Given Country Day’s mission and its commitment to the arts and the fact that we have begun construction of a 35,000 square foot Center for the Arts, does the science of neuroaesthetics have a message that is relevant? I believe the answer is yes.

First, studies of the human brain reveal deep connections between our aesthetic experiences and other areas of human development. For example, the education of the whole child includes the emotional life of our students. Art clearly activates those areas of the brain, which help us create and process our emotions, and therefore provides a powerful energy for helping young people identify and understand their emotions.

Creativity is now on just about everyone’s short list of 21st century skills.

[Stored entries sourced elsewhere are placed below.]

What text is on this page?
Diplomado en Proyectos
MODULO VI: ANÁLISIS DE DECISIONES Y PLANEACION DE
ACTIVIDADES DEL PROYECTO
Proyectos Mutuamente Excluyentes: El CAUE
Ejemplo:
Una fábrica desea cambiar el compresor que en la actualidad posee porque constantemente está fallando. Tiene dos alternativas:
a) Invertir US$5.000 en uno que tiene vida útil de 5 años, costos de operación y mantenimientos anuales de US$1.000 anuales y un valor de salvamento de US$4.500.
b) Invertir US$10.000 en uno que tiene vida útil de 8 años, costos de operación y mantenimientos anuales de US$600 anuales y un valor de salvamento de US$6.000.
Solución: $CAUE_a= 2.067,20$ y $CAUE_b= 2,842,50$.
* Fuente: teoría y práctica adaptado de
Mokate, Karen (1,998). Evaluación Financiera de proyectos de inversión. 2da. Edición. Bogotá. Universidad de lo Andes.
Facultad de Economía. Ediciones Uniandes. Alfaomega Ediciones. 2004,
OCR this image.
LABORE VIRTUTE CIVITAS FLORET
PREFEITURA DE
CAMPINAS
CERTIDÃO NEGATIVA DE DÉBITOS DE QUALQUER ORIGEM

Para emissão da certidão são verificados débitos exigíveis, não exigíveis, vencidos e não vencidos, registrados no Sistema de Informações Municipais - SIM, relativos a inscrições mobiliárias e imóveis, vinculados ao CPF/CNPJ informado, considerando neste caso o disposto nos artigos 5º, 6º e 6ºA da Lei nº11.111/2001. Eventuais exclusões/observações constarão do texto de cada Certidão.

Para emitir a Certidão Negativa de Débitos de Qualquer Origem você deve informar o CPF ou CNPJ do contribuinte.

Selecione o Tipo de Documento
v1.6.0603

While much more research is needed, neuroaesthetics further validates the connection between creativity and artistic endeavors. Our understanding of creativity and how to teach students to be creative is enhanced by research in neuroaesthetics.

Finally, and perhaps most importantly, neuroaesthetics would seem to confirm that there is no “art part of the brain” and that our interest in the arts, as well as our aesthetic experiences, is a universal human experience that dates back to our earliest ancestors. Depending upon the art form, this emerging neuroscience tells us that the arts activate multiple areas of the brain, often simultaneously, during the process of creating or experiencing art. As I’ve noted in previous blog posts, the arts have a wide range of powerful and positive benefits ranging from boosting mathematical achievement to promoting empathic responses. What is perhaps most gratifying is that the emerging science of neuroaesthetics confirms the wisdom of including the aesthetic potential in Country Day’s mission of “educating the whole child.”